Tuesday, January 19, 2010

Of Iran and Oil

Among the few countries that have a substantial influence over the prices of crude oil and natural gas, Iran is probably the most feared by the international community due to its strategic, geographic and geopolitical position in the Middle East and Central Asia.

Regularly coming into economic conflict with the United States over the last few years, Iran has successively rebuffed calls for it to expand the production level of the OPEC, threatened to take control of the Strait of Hormuz - where half of the world’s oil production is transported weekly, allegedly supported terrorist groups in Lebanon and Palestine and, in 2007, threatened to bomb half of the off-shore oil and natural gas platforms in the Caspian Sea if the Americans didn’t remove their troops from Azerbaijan.
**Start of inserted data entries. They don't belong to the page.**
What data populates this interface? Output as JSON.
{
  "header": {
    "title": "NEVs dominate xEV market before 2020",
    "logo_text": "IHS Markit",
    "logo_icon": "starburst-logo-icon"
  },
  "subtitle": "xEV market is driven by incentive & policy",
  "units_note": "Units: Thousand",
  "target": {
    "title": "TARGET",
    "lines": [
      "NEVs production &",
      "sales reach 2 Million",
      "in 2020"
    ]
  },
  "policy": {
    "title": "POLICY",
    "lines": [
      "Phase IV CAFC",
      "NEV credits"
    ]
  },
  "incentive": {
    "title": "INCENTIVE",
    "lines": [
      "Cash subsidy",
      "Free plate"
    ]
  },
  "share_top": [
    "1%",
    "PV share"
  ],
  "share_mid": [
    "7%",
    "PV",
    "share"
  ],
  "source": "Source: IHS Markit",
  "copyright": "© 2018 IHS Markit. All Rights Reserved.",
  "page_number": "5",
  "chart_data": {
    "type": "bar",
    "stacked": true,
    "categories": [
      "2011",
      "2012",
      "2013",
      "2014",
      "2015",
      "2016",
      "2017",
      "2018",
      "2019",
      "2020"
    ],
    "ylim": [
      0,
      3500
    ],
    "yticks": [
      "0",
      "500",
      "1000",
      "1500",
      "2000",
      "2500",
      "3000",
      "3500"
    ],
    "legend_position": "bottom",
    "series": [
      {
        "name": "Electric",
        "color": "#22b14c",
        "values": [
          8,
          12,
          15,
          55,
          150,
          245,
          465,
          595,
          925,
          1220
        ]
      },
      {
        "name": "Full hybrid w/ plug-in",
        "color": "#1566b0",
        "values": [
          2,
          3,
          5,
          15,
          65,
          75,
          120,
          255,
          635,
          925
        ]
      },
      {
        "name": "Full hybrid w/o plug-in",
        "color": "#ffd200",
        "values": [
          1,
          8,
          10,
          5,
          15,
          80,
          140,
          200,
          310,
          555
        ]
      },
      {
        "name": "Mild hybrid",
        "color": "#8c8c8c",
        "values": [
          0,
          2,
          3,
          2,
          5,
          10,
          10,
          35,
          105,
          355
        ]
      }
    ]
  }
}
There are a wide range of factors that influence oil prices, from piracy in the Indian Ocean to a rise in Chinese demand. But Iran now holds a special spot on the list since geopolitics have moved it center-stage.

It’s important to remember that Iran is the world’s fourth largest oil producer and also possesses the world’s second largest natural gas reserve. By such standards, Iran could hold half of the world hostage in terms of energy. So why hasn’t it happened yet?


Iran needs the Western world to buy its oil and its natural gas because, just like every country across the globe that relies on natural resources for the survival of its economy, the Islamic Republic needs to eat, needs to finance its infrastructures, needs to pay for its nuclear program and its military equipment.

The problem is that Iran has allied itself with one of the most feared countries in the world in terms of energy and military power, the one and only motherland: Russia. The same Russia that has been providing Iran with unique missile guiding systems, with the latest Sukhoï and MIG combat planes, with access to some information on civil nuclear engineering, and the same country that was given an offer to join the OPEC two months ago by the same man who represents the Islamic Republic: Mahmoud Ahmadinejad.

Furthering this process, Iran recently offered Russia, Venezuela and a few Caspian Sea countries a place in the formation of a new cartel to control natural gas markets, using the same model as the OPEC. The day following this announcement, oil prices soared by $10 and natural gas prices followed by about the same amount.

From a technical point of view, Iran cannot by itself determine the new crude oil prices, it requires the agreement of a majority of the OPEC council. From a practical point of view, it can influence it greatly, and at a very impressive speed.
Over the course of 2008, crude oil price went up six times, leading to a ceiling price of $147 per barrel before going down again. Every single time, the rise in prices was the direct result of an action taken by Iran: testing new mid-range missiles, announcing the possibility of a cut in OPEC production, announcing civil nuclear tests, etc.

Overall, Iran has a considerable influence over crude oil and natural gas prices, but it’s never been very technical. One must understand the nature of Iranian provocation, and not respond to it by creating a “risk premium” or “fear premium” of $15. The western world still needs to learn how to do that, and it could take a few lessons from Russia on the matter.